Zoomd Technologies (Zoomd Technologies Stock Quote, Chart, News, Analysts, Financials TSX:ZOMD) has formed a strategic partnership with E2 to accelerate its expansion into the sports and betting vertical, a move that analysts say reinforces Zoomd’s value proposition and medium-term growth outlook.
The partnership builds on several months of collaboration that Zoomd said demonstrated strong alignment between E2’s industry relationships and Zoomd’s performance-marketing technology, including real-time analytics and performance-based campaign-optimization tools.
“We are constructive on the announcement, which we think validates our thesis that ZOMD offers a strong value proposition to its target verticals, and is well-positioned to continue its growth trajectory over the medium/long-term,” said ATB Capital Markets analyst Martin Toner.
Zoomd chairman Amit Bohensky said the agreement reflects the company’s strategy of broadening into high-growth categories while diversifying customer concentration.
“Together with E2, we will enable sportsbook operators to run smarter, more efficient campaigns and unlock meaningful growth,” he said, adding that initial integrations are underway, with larger-scale campaigns to roll out in select markets in the coming months.
Zoomd’s platform uses data to identify the highest-value inventory for pay-for-performance advertising. The company has secured an increasing roster of large brands, including the NBA, and has delivered a revenue CAGR of roughly 50% since Q2/23, five consecutive quarters of net profitability, and EBITDA margins in the high-20% range.
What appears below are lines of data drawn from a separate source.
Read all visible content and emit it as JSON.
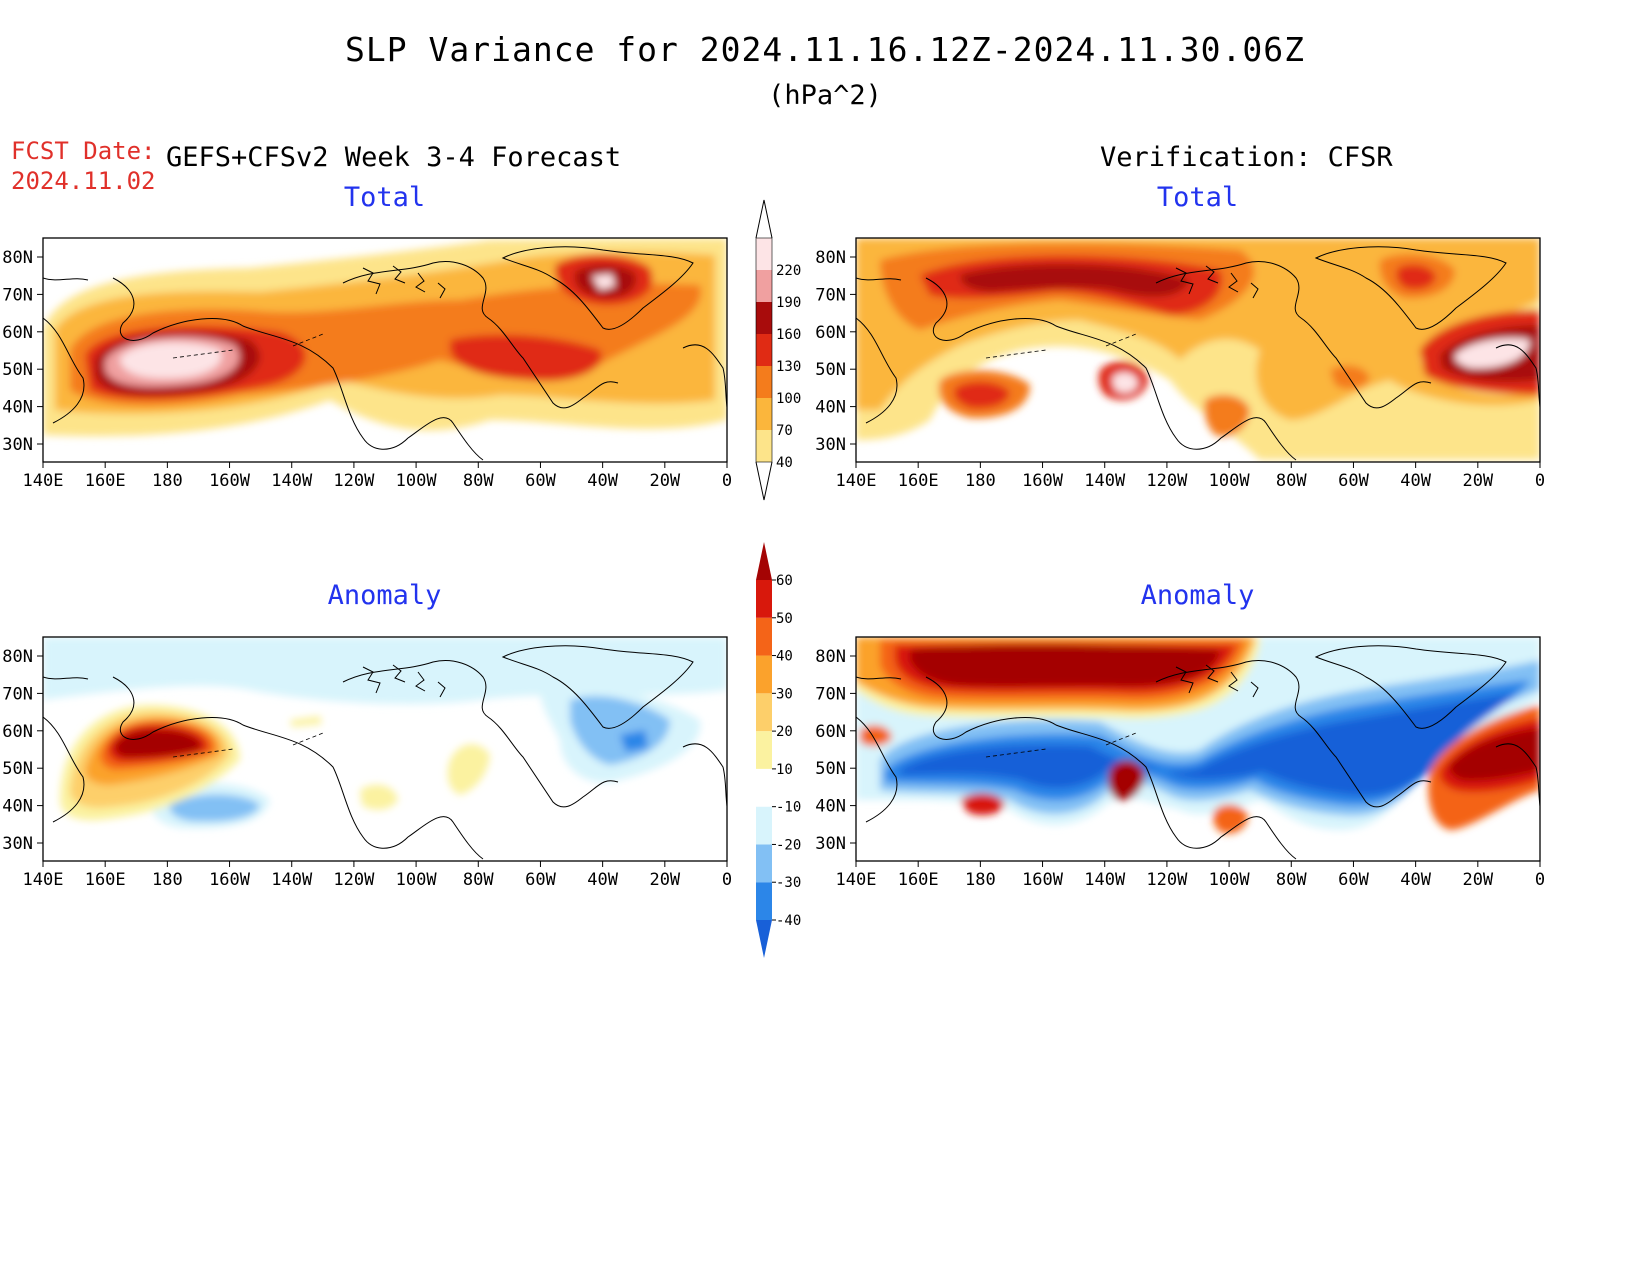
{
  "header": {
    "title": "SLP Variance for 2024.11.16.12Z-2024.11.30.06Z",
    "units": "(hPa^2)",
    "fcst_label": "FCST Date:",
    "fcst_date": "2024.11.02",
    "left_label": "GEFS+CFSv2 Week 3-4 Forecast",
    "right_label": "Verification: CFSR"
  },
  "panels": {
    "fcst_total": {
      "title": "Total"
    },
    "verif_total": {
      "title": "Total"
    },
    "fcst_anom": {
      "title": "Anomaly"
    },
    "verif_anom": {
      "title": "Anomaly"
    }
  },
  "axes": {
    "lat_labels": [
      "80N",
      "70N",
      "60N",
      "50N",
      "40N",
      "30N"
    ],
    "lon_labels": [
      "140E",
      "160E",
      "180",
      "160W",
      "140W",
      "120W",
      "100W",
      "80W",
      "60W",
      "40W",
      "20W",
      "0"
    ]
  },
  "colorbars": {
    "total": {
      "levels": [
        "40",
        "70",
        "100",
        "130",
        "160",
        "190",
        "220"
      ],
      "colors": [
        "#fde48a",
        "#fbb63c",
        "#f47c1c",
        "#e02b14",
        "#a80c0c",
        "#f0a0a0",
        "#fde4e6"
      ]
    },
    "anomaly": {
      "levels": [
        "-40",
        "-30",
        "-20",
        "-10",
        "10",
        "20",
        "30",
        "40",
        "50",
        "60"
      ],
      "colors": [
        "#1860d8",
        "#2c86e8",
        "#82c0f4",
        "#d8f4fc",
        "#ffffff",
        "#fbf2a0",
        "#fdcf6a",
        "#fba22c",
        "#f46418",
        "#d8180c",
        "#a40404"
      ]
    }
  }
}
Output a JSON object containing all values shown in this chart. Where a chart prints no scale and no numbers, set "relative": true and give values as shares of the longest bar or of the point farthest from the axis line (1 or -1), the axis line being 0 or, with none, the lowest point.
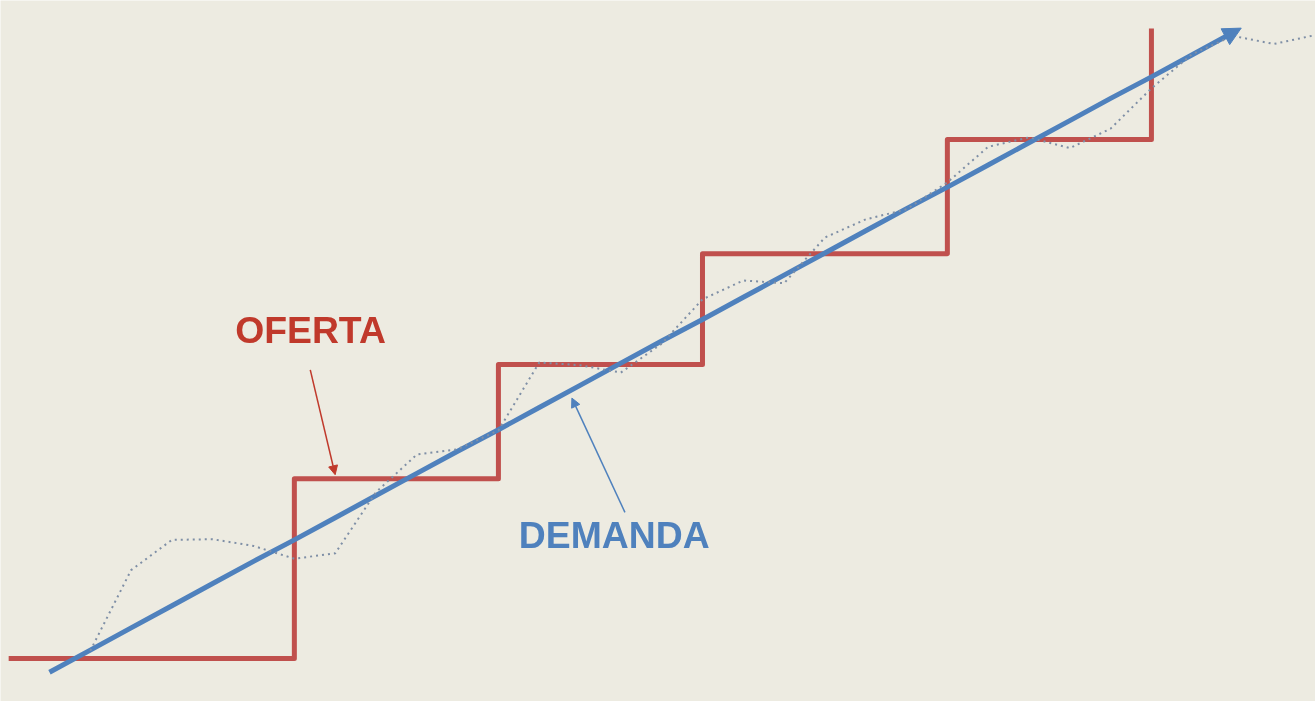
{
  "chart_data": {
    "type": "line",
    "relative": true,
    "grid": false,
    "marker": "none",
    "categories": [
      null,
      null,
      null,
      null,
      null,
      null,
      null,
      null,
      null,
      null,
      null,
      null,
      null,
      null,
      null,
      null,
      null,
      null,
      null,
      null,
      null,
      null,
      null,
      null,
      null,
      null,
      null,
      null,
      null,
      null,
      null,
      null,
      null
    ],
    "series": [
      {
        "name": "OFERTA",
        "type": "step",
        "color": "#c0504d",
        "line_style": "solid",
        "values": [
          0.0625,
          0.0625,
          0.0625,
          0.0625,
          0.0625,
          0.0625,
          0.0625,
          0.33,
          0.33,
          0.33,
          0.33,
          0.33,
          0.5,
          0.5,
          0.5,
          0.5,
          0.5,
          0.665,
          0.665,
          0.665,
          0.665,
          0.665,
          0.665,
          0.835,
          0.835,
          0.835,
          0.835,
          0.835,
          1.0,
          null,
          null,
          null,
          null
        ]
      },
      {
        "name": "DEMANDA",
        "color": "#4f81bd",
        "line_style": "solid",
        "values": [
          null,
          0.042,
          0.075,
          0.108,
          0.141,
          0.174,
          0.207,
          0.239,
          0.272,
          0.305,
          0.338,
          0.371,
          0.403,
          0.436,
          0.469,
          0.502,
          0.535,
          0.567,
          0.6,
          0.633,
          0.666,
          0.699,
          0.732,
          0.764,
          0.797,
          0.83,
          0.863,
          0.896,
          0.928,
          0.961,
          0.994,
          null,
          null
        ]
      },
      {
        "color": "#7f8fa6",
        "line_style": "dotted",
        "values": [
          null,
          null,
          0.074,
          0.194,
          0.239,
          0.24,
          0.23,
          0.211,
          0.219,
          0.31,
          0.366,
          0.374,
          0.402,
          0.503,
          0.499,
          0.488,
          0.531,
          0.597,
          0.625,
          0.621,
          0.689,
          0.716,
          0.731,
          0.771,
          0.824,
          0.838,
          0.822,
          0.851,
          0.911,
          0.962,
          0.989,
          0.977,
          0.99
        ]
      }
    ]
  }
}
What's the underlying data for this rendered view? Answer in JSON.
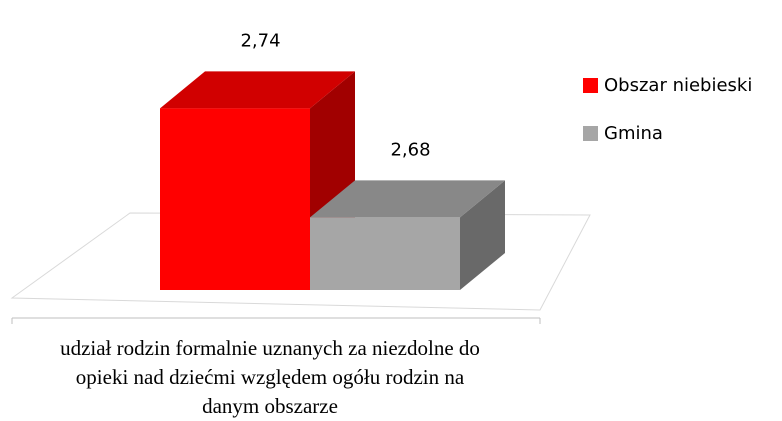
{
  "chart_data": {
    "type": "bar3d",
    "categories": [
      "udział rodzin formalnie uznanych za niezdolne do opieki nad dziećmi względem ogółu rodzin na danym obszarze"
    ],
    "series": [
      {
        "name": "Obszar niebieski",
        "color": "#ff0000",
        "values": [
          2.74
        ],
        "value_labels": [
          "2,74"
        ]
      },
      {
        "name": "Gmina",
        "color": "#a6a6a6",
        "values": [
          2.68
        ],
        "value_labels": [
          "2,68"
        ]
      }
    ],
    "ylim": [
      2.64,
      2.76
    ],
    "legend": "right"
  }
}
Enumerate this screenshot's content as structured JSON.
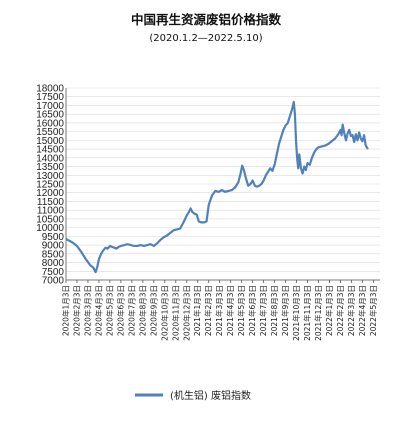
{
  "chart_data": {
    "type": "line",
    "title": "中国再生资源废铝价格指数",
    "subtitle": "(2020.1.2—2022.5.10)",
    "ylim": [
      7000,
      18000
    ],
    "yticks": [
      7000,
      7500,
      8000,
      8500,
      9000,
      9500,
      10000,
      10500,
      11000,
      11500,
      12000,
      12500,
      13000,
      13500,
      14000,
      14500,
      15000,
      15500,
      16000,
      16500,
      17000,
      17500,
      18000
    ],
    "xtick_labels": [
      "2020年1月3日",
      "2020年2月3日",
      "2020年3月3日",
      "2020年4月3日",
      "2020年5月3日",
      "2020年6月3日",
      "2020年7月3日",
      "2020年8月3日",
      "2020年9月3日",
      "2020年10月3日",
      "2020年11月3日",
      "2020年12月3日",
      "2021年1月3日",
      "2021年2月3日",
      "2021年3月3日",
      "2021年4月3日",
      "2021年5月3日",
      "2021年6月3日",
      "2021年7月3日",
      "2021年8月3日",
      "2021年9月3日",
      "2021年10月3日",
      "2021年11月3日",
      "2021年12月3日",
      "2022年1月3日",
      "2022年2月3日",
      "2022年3月3日",
      "2022年4月3日",
      "2022年5月3日"
    ],
    "legend": "top-bottom",
    "series": [
      {
        "name": "(机生铝) 废铝指数",
        "color": "#4f81bd",
        "values": [
          [
            0.0,
            9350
          ],
          [
            0.3,
            9250
          ],
          [
            0.6,
            9150
          ],
          [
            1.0,
            8950
          ],
          [
            1.4,
            8600
          ],
          [
            1.8,
            8200
          ],
          [
            2.2,
            7850
          ],
          [
            2.5,
            7700
          ],
          [
            2.7,
            7450
          ],
          [
            2.85,
            7750
          ],
          [
            3.0,
            8200
          ],
          [
            3.2,
            8500
          ],
          [
            3.4,
            8700
          ],
          [
            3.6,
            8850
          ],
          [
            3.8,
            8800
          ],
          [
            4.0,
            8950
          ],
          [
            4.2,
            8900
          ],
          [
            4.4,
            8850
          ],
          [
            4.6,
            8800
          ],
          [
            4.8,
            8900
          ],
          [
            5.0,
            8950
          ],
          [
            5.3,
            9000
          ],
          [
            5.6,
            9050
          ],
          [
            5.9,
            9000
          ],
          [
            6.2,
            8950
          ],
          [
            6.5,
            8950
          ],
          [
            6.8,
            9000
          ],
          [
            7.1,
            8950
          ],
          [
            7.4,
            9000
          ],
          [
            7.7,
            9050
          ],
          [
            8.0,
            8950
          ],
          [
            8.3,
            9100
          ],
          [
            8.6,
            9300
          ],
          [
            8.9,
            9450
          ],
          [
            9.2,
            9550
          ],
          [
            9.5,
            9700
          ],
          [
            9.8,
            9850
          ],
          [
            10.1,
            9900
          ],
          [
            10.4,
            9950
          ],
          [
            10.7,
            10300
          ],
          [
            11.0,
            10700
          ],
          [
            11.2,
            10900
          ],
          [
            11.35,
            11100
          ],
          [
            11.5,
            10900
          ],
          [
            11.7,
            10800
          ],
          [
            11.9,
            10750
          ],
          [
            12.1,
            10350
          ],
          [
            12.3,
            10300
          ],
          [
            12.6,
            10300
          ],
          [
            12.8,
            10350
          ],
          [
            13.0,
            11300
          ],
          [
            13.3,
            11850
          ],
          [
            13.6,
            12100
          ],
          [
            13.9,
            12050
          ],
          [
            14.2,
            12150
          ],
          [
            14.5,
            12050
          ],
          [
            14.8,
            12100
          ],
          [
            15.1,
            12150
          ],
          [
            15.4,
            12300
          ],
          [
            15.7,
            12600
          ],
          [
            15.9,
            13100
          ],
          [
            16.05,
            13550
          ],
          [
            16.2,
            13300
          ],
          [
            16.4,
            12800
          ],
          [
            16.6,
            12400
          ],
          [
            16.8,
            12500
          ],
          [
            17.0,
            12700
          ],
          [
            17.2,
            12400
          ],
          [
            17.4,
            12350
          ],
          [
            17.6,
            12400
          ],
          [
            17.8,
            12500
          ],
          [
            18.0,
            12700
          ],
          [
            18.2,
            13000
          ],
          [
            18.4,
            13200
          ],
          [
            18.6,
            13400
          ],
          [
            18.8,
            13250
          ],
          [
            19.0,
            13600
          ],
          [
            19.2,
            14200
          ],
          [
            19.4,
            14800
          ],
          [
            19.6,
            15200
          ],
          [
            19.8,
            15600
          ],
          [
            20.0,
            15850
          ],
          [
            20.2,
            16000
          ],
          [
            20.4,
            16400
          ],
          [
            20.6,
            16800
          ],
          [
            20.75,
            17200
          ],
          [
            20.85,
            16500
          ],
          [
            20.95,
            15000
          ],
          [
            21.05,
            14000
          ],
          [
            21.15,
            13400
          ],
          [
            21.25,
            14200
          ],
          [
            21.4,
            13400
          ],
          [
            21.55,
            13100
          ],
          [
            21.7,
            13500
          ],
          [
            21.85,
            13300
          ],
          [
            22.0,
            13700
          ],
          [
            22.2,
            13600
          ],
          [
            22.4,
            14000
          ],
          [
            22.6,
            14300
          ],
          [
            22.8,
            14500
          ],
          [
            23.0,
            14600
          ],
          [
            23.3,
            14650
          ],
          [
            23.6,
            14700
          ],
          [
            23.9,
            14800
          ],
          [
            24.2,
            14950
          ],
          [
            24.5,
            15100
          ],
          [
            24.8,
            15350
          ],
          [
            25.0,
            15600
          ],
          [
            25.1,
            15300
          ],
          [
            25.2,
            15900
          ],
          [
            25.35,
            15400
          ],
          [
            25.5,
            15000
          ],
          [
            25.65,
            15400
          ],
          [
            25.8,
            15600
          ],
          [
            25.95,
            15250
          ],
          [
            26.1,
            15300
          ],
          [
            26.25,
            14900
          ],
          [
            26.4,
            15350
          ],
          [
            26.55,
            15000
          ],
          [
            26.7,
            15450
          ],
          [
            26.85,
            15100
          ],
          [
            27.0,
            14950
          ],
          [
            27.15,
            15300
          ],
          [
            27.3,
            14700
          ],
          [
            27.5,
            14500
          ]
        ]
      }
    ]
  }
}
Despite this trajectory, the stock remains under-followed and trades at about 7.4x 2025e EV/EBITDA, below AdTech peers delivering 20–30% growth.
ATB Capital Markets and Toner initiated coverage of Zoomd on Oct. 20 with an “Outperform” rating and a C$4.00 one-year target, saying the company is positioned to capture a growing share of the “Open Internet” ad market through its performance-based user-acquisition platform.
Toner said Zoomd should generate $19.4-million in Adjusted EBITDA on $77.3-million of revenue in fiscal 2025, improving to $21.8-million on $95.2-million in fiscal 2026.